UN experts: Empowering Erdogan in referendum may exacerbate rights violations

Erdogan poster calling for a 'Yes' vote in the referendum flanked by police officers. (YDylan Martinez/Reuters)

United Nations experts have warned that a ‘Yes’ vote in the constitutional referendum on Sunday could exacerbate existing rights violations in the country.

A team of UN special rapporteurs has released a statement voicing “serious concerns” that empowering President Recep Tayyip Erdogan could lead to the further violation of “economic, social and cultural rights.”

“Given the arbitrary and sweeping nature of the emergency decrees issued since July 2016, there is serious concern that such powers might be used in ways that exacerbate the existing major violations of economic, social and cultural rights”, the experts said in a statement published on the website of the UN Human Rights Office of the High Commissioner.

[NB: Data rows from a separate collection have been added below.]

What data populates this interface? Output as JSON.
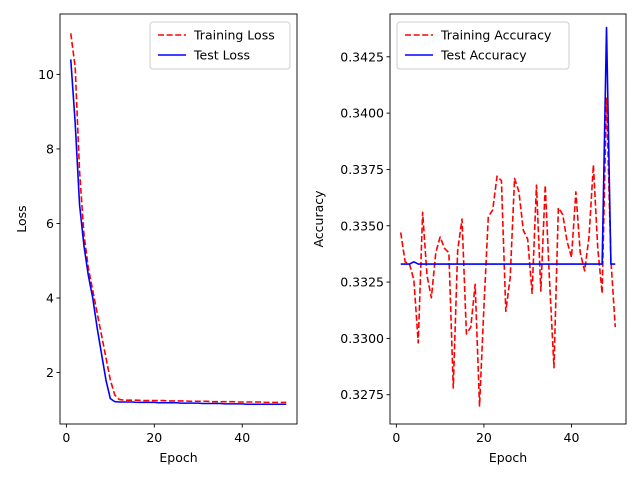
{
  "chart_data": [
    {
      "type": "line",
      "xlabel": "Epoch",
      "ylabel": "Loss",
      "xlim": [
        -1.45,
        52.45
      ],
      "ylim": [
        0.62,
        11.62
      ],
      "xticks": [
        0,
        20,
        40
      ],
      "yticks": [
        2,
        4,
        6,
        8,
        10
      ],
      "ytick_decimals": 0,
      "legend_position": "upper-right",
      "grid": false,
      "series": [
        {
          "name": "Training Loss",
          "color": "#ff0000",
          "style": "dashed",
          "x": [
            1,
            2,
            3,
            4,
            5,
            6,
            7,
            8,
            9,
            10,
            11,
            12,
            13,
            14,
            15,
            16,
            17,
            18,
            19,
            20,
            21,
            22,
            23,
            24,
            25,
            26,
            27,
            28,
            29,
            30,
            31,
            32,
            33,
            34,
            35,
            36,
            37,
            38,
            39,
            40,
            41,
            42,
            43,
            44,
            45,
            46,
            47,
            48,
            49,
            50
          ],
          "y": [
            11.1,
            10.2,
            7.4,
            5.7,
            4.8,
            4.2,
            3.6,
            3.0,
            2.4,
            1.8,
            1.4,
            1.28,
            1.26,
            1.26,
            1.26,
            1.26,
            1.25,
            1.25,
            1.25,
            1.25,
            1.25,
            1.25,
            1.24,
            1.24,
            1.24,
            1.24,
            1.24,
            1.23,
            1.23,
            1.23,
            1.23,
            1.23,
            1.22,
            1.22,
            1.22,
            1.22,
            1.22,
            1.22,
            1.21,
            1.21,
            1.21,
            1.21,
            1.21,
            1.21,
            1.2,
            1.2,
            1.2,
            1.2,
            1.2,
            1.2
          ]
        },
        {
          "name": "Test Loss",
          "color": "#0000ff",
          "style": "solid",
          "x": [
            1,
            2,
            3,
            4,
            5,
            6,
            7,
            8,
            9,
            10,
            11,
            12,
            13,
            14,
            15,
            16,
            17,
            18,
            19,
            20,
            21,
            22,
            23,
            24,
            25,
            26,
            27,
            28,
            29,
            30,
            31,
            32,
            33,
            34,
            35,
            36,
            37,
            38,
            39,
            40,
            41,
            42,
            43,
            44,
            45,
            46,
            47,
            48,
            49,
            50
          ],
          "y": [
            10.4,
            8.7,
            6.5,
            5.4,
            4.6,
            4.0,
            3.2,
            2.5,
            1.8,
            1.3,
            1.22,
            1.21,
            1.21,
            1.21,
            1.21,
            1.2,
            1.2,
            1.2,
            1.2,
            1.2,
            1.19,
            1.19,
            1.19,
            1.19,
            1.19,
            1.18,
            1.18,
            1.18,
            1.18,
            1.18,
            1.17,
            1.17,
            1.17,
            1.17,
            1.17,
            1.16,
            1.16,
            1.16,
            1.16,
            1.16,
            1.15,
            1.15,
            1.15,
            1.15,
            1.15,
            1.15,
            1.15,
            1.15,
            1.15,
            1.15
          ]
        }
      ]
    },
    {
      "type": "line",
      "xlabel": "Epoch",
      "ylabel": "Accuracy",
      "xlim": [
        -1.45,
        52.45
      ],
      "ylim": [
        0.3262,
        0.3444
      ],
      "xticks": [
        0,
        20,
        40
      ],
      "yticks": [
        0.3275,
        0.33,
        0.3325,
        0.335,
        0.3375,
        0.34,
        0.3425
      ],
      "ytick_decimals": 4,
      "legend_position": "upper-left",
      "grid": false,
      "series": [
        {
          "name": "Training Accuracy",
          "color": "#ff0000",
          "style": "dashed",
          "x": [
            1,
            2,
            3,
            4,
            5,
            6,
            7,
            8,
            9,
            10,
            11,
            12,
            13,
            14,
            15,
            16,
            17,
            18,
            19,
            20,
            21,
            22,
            23,
            24,
            25,
            26,
            27,
            28,
            29,
            30,
            31,
            32,
            33,
            34,
            35,
            36,
            37,
            38,
            39,
            40,
            41,
            42,
            43,
            44,
            45,
            46,
            47,
            48,
            49,
            50
          ],
          "y": [
            0.3347,
            0.3334,
            0.3333,
            0.3326,
            0.3298,
            0.3356,
            0.3328,
            0.3318,
            0.3338,
            0.3345,
            0.334,
            0.3338,
            0.3278,
            0.3339,
            0.3353,
            0.3302,
            0.3305,
            0.3324,
            0.327,
            0.3314,
            0.3354,
            0.3357,
            0.3372,
            0.337,
            0.3312,
            0.3327,
            0.3371,
            0.3365,
            0.3348,
            0.3344,
            0.332,
            0.3368,
            0.3321,
            0.3368,
            0.3325,
            0.3287,
            0.3358,
            0.3355,
            0.3343,
            0.3336,
            0.3365,
            0.3338,
            0.333,
            0.3345,
            0.3377,
            0.334,
            0.332,
            0.3407,
            0.3335,
            0.3305
          ]
        },
        {
          "name": "Test Accuracy",
          "color": "#0000ff",
          "style": "solid",
          "x": [
            1,
            2,
            3,
            4,
            5,
            6,
            7,
            8,
            9,
            10,
            11,
            12,
            13,
            14,
            15,
            16,
            17,
            18,
            19,
            20,
            21,
            22,
            23,
            24,
            25,
            26,
            27,
            28,
            29,
            30,
            31,
            32,
            33,
            34,
            35,
            36,
            37,
            38,
            39,
            40,
            41,
            42,
            43,
            44,
            45,
            46,
            47,
            48,
            49,
            50
          ],
          "y": [
            0.3333,
            0.3333,
            0.3333,
            0.3334,
            0.3333,
            0.3333,
            0.3333,
            0.3333,
            0.3333,
            0.3333,
            0.3333,
            0.3333,
            0.3333,
            0.3333,
            0.3333,
            0.3333,
            0.3333,
            0.3333,
            0.3333,
            0.3333,
            0.3333,
            0.3333,
            0.3333,
            0.3333,
            0.3333,
            0.3333,
            0.3333,
            0.3333,
            0.3333,
            0.3333,
            0.3333,
            0.3333,
            0.3333,
            0.3333,
            0.3333,
            0.3333,
            0.3333,
            0.3333,
            0.3333,
            0.3333,
            0.3333,
            0.3333,
            0.3333,
            0.3333,
            0.3333,
            0.3333,
            0.3333,
            0.3438,
            0.3333,
            0.3333
          ]
        }
      ]
    }
  ]
}
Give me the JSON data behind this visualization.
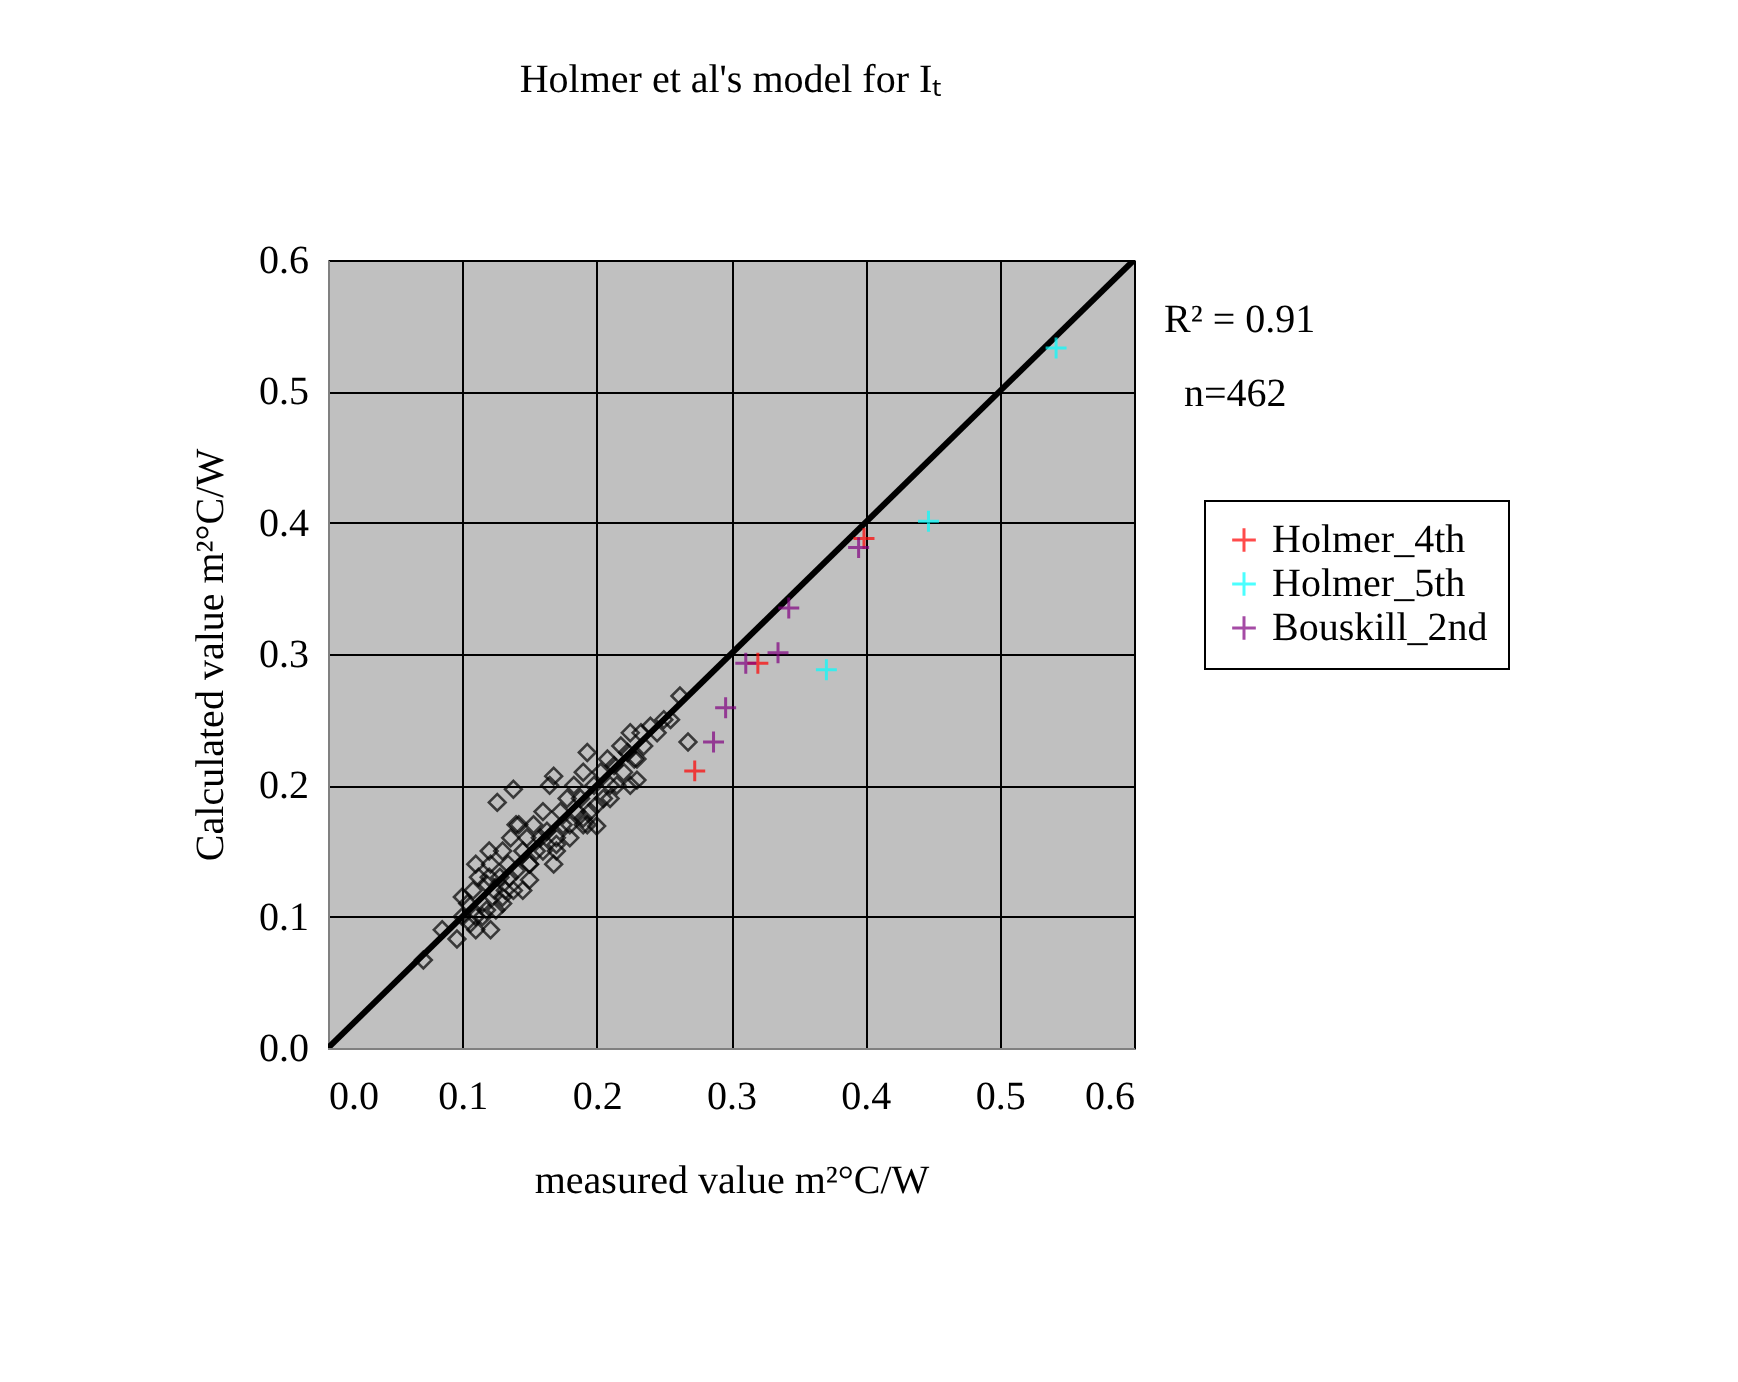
{
  "chart_data": {
    "type": "scatter",
    "title": "Holmer et al's model for Iₜ",
    "xlabel": "measured value m²°C/W",
    "ylabel": "Calculated value m²°C/W",
    "xlim": [
      0,
      0.6
    ],
    "ylim": [
      0,
      0.6
    ],
    "xticks": [
      {
        "value": 0,
        "label": "0.0"
      },
      0.1,
      0.2,
      0.3,
      0.4,
      0.5,
      0.6
    ],
    "yticks": [
      {
        "value": 0,
        "label": "0.0"
      },
      0.1,
      0.2,
      0.3,
      0.4,
      0.5,
      0.6
    ],
    "grid": true,
    "legend": "right",
    "annotations": [
      "R² = 0.91",
      "n=462"
    ],
    "series": [
      {
        "type": "line",
        "color": "#000000",
        "marker": "none",
        "x": [
          0,
          0.6
        ],
        "values": [
          0,
          0.6
        ]
      },
      {
        "color": "#000000",
        "marker": "diamond",
        "x": [
          0.071,
          0.085,
          0.096,
          0.1,
          0.104,
          0.106,
          0.108,
          0.11,
          0.112,
          0.115,
          0.118,
          0.121,
          0.121,
          0.124,
          0.126,
          0.128,
          0.13,
          0.132,
          0.134,
          0.136,
          0.138,
          0.14,
          0.142,
          0.145,
          0.148,
          0.15,
          0.153,
          0.155,
          0.158,
          0.16,
          0.163,
          0.165,
          0.168,
          0.17,
          0.173,
          0.175,
          0.178,
          0.18,
          0.183,
          0.185,
          0.188,
          0.19,
          0.193,
          0.195,
          0.198,
          0.2,
          0.203,
          0.205,
          0.208,
          0.21,
          0.213,
          0.215,
          0.218,
          0.22,
          0.223,
          0.225,
          0.228,
          0.23,
          0.233,
          0.235,
          0.24,
          0.245,
          0.25,
          0.255,
          0.262,
          0.268,
          0.11,
          0.115,
          0.12,
          0.125,
          0.13,
          0.135,
          0.14,
          0.145,
          0.15,
          0.16,
          0.17,
          0.18,
          0.19,
          0.2,
          0.11,
          0.13,
          0.15,
          0.17,
          0.19,
          0.21,
          0.12,
          0.138,
          0.168,
          0.193,
          0.225,
          0.23,
          0.1,
          0.118
        ],
        "values": [
          0.067,
          0.09,
          0.083,
          0.1,
          0.11,
          0.095,
          0.12,
          0.1,
          0.13,
          0.11,
          0.125,
          0.09,
          0.14,
          0.12,
          0.187,
          0.13,
          0.15,
          0.12,
          0.14,
          0.16,
          0.197,
          0.135,
          0.17,
          0.15,
          0.16,
          0.128,
          0.17,
          0.15,
          0.16,
          0.18,
          0.165,
          0.2,
          0.207,
          0.15,
          0.18,
          0.17,
          0.19,
          0.16,
          0.2,
          0.18,
          0.19,
          0.21,
          0.225,
          0.18,
          0.2,
          0.169,
          0.21,
          0.19,
          0.22,
          0.2,
          0.215,
          0.2,
          0.23,
          0.21,
          0.225,
          0.24,
          0.22,
          0.204,
          0.24,
          0.23,
          0.245,
          0.24,
          0.25,
          0.25,
          0.268,
          0.233,
          0.14,
          0.1,
          0.13,
          0.105,
          0.11,
          0.13,
          0.17,
          0.12,
          0.14,
          0.15,
          0.16,
          0.17,
          0.175,
          0.185,
          0.09,
          0.115,
          0.14,
          0.155,
          0.17,
          0.19,
          0.15,
          0.12,
          0.14,
          0.17,
          0.2,
          0.22,
          0.115,
          0.105
        ]
      },
      {
        "name": "Holmer_4th",
        "color": "#ff0000",
        "marker": "cross",
        "x": [
          0.273,
          0.32,
          0.399
        ],
        "values": [
          0.211,
          0.293,
          0.388
        ]
      },
      {
        "name": "Holmer_5th",
        "color": "#00ffff",
        "marker": "cross",
        "x": [
          0.371,
          0.447,
          0.542
        ],
        "values": [
          0.288,
          0.401,
          0.533
        ]
      },
      {
        "name": "Bouskill_2nd",
        "color": "#800080",
        "marker": "cross",
        "x": [
          0.287,
          0.296,
          0.311,
          0.335,
          0.343,
          0.395
        ],
        "values": [
          0.233,
          0.259,
          0.293,
          0.301,
          0.335,
          0.381
        ]
      }
    ]
  }
}
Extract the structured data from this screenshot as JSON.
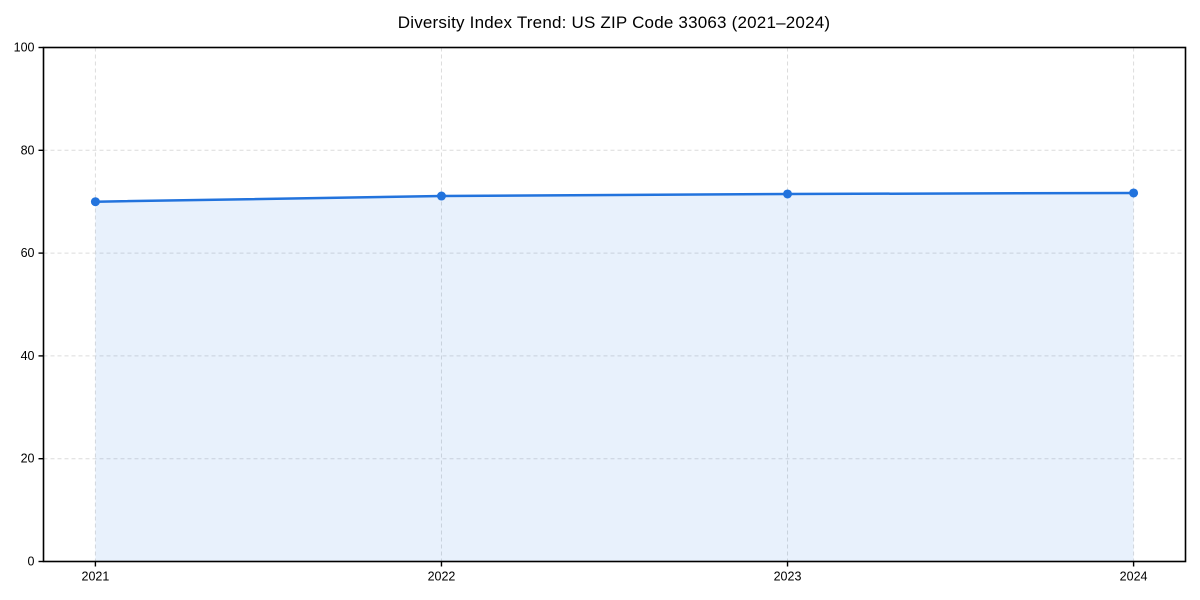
{
  "chart_data": {
    "type": "line",
    "title": "Diversity Index Trend: US ZIP Code 33063 (2021–2024)",
    "x": [
      2021,
      2022,
      2023,
      2024
    ],
    "series": [
      {
        "name": "Diversity Index",
        "values": [
          70.0,
          71.1,
          71.5,
          71.7
        ]
      }
    ],
    "xlabel": "",
    "ylabel": "",
    "xlim": [
      2020.85,
      2024.15
    ],
    "ylim": [
      0,
      100
    ],
    "xticks": [
      2021,
      2022,
      2023,
      2024
    ],
    "yticks": [
      0,
      20,
      40,
      60,
      80,
      100
    ],
    "grid": true,
    "legend": false,
    "area_fill": true,
    "marker": "circle",
    "colors": {
      "line": "#2273dd",
      "marker": "#2273dd",
      "fill_base": "#2273dd",
      "fill_alpha": 0.1,
      "grid": "#dcdcdc",
      "axis": "#000000",
      "text": "#000000",
      "background": "#ffffff"
    }
  }
}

The UN has been critical of the Turkish government for the blanket crackdown on opposition groups, media and voices.

“The dismissal of up to 134,000 public servants, without due process, compensation, or access to a proper remedy, for alleged links with organizations that the government has chosen to proscribe, cannot be justified by reference to Turkey’s longstanding international human rights obligations,” said the experts in the same statement.

The closure of some 200 media outlets was also slammed for undermining the possibility of an informed debate on the referendum, while the violation of the right to education was deemed as being “especially problematic”.

A UN human rights report on 10 March also accused Turkey of grave human rights violations in the country’s Kurdish majority southeast, including enforced disappearances, destruction of civilian areas and displacement, between July 2015 and December 2016. Turkey has not allowed a UN team to investigate the aftermath of clashes.

The UN experts include Special Rapporteur on extreme poverty and human rights, Mr. David Kaye, Special Rapporteur on the promotion and protection of the right to freedom of opinion and expression; Mr. Maina Kiai, Special Rapporteur on the rights to freedom of peaceful assembly and of association; and Ms. Koumbou Boly Barry, Special Rapporteur on the right to education.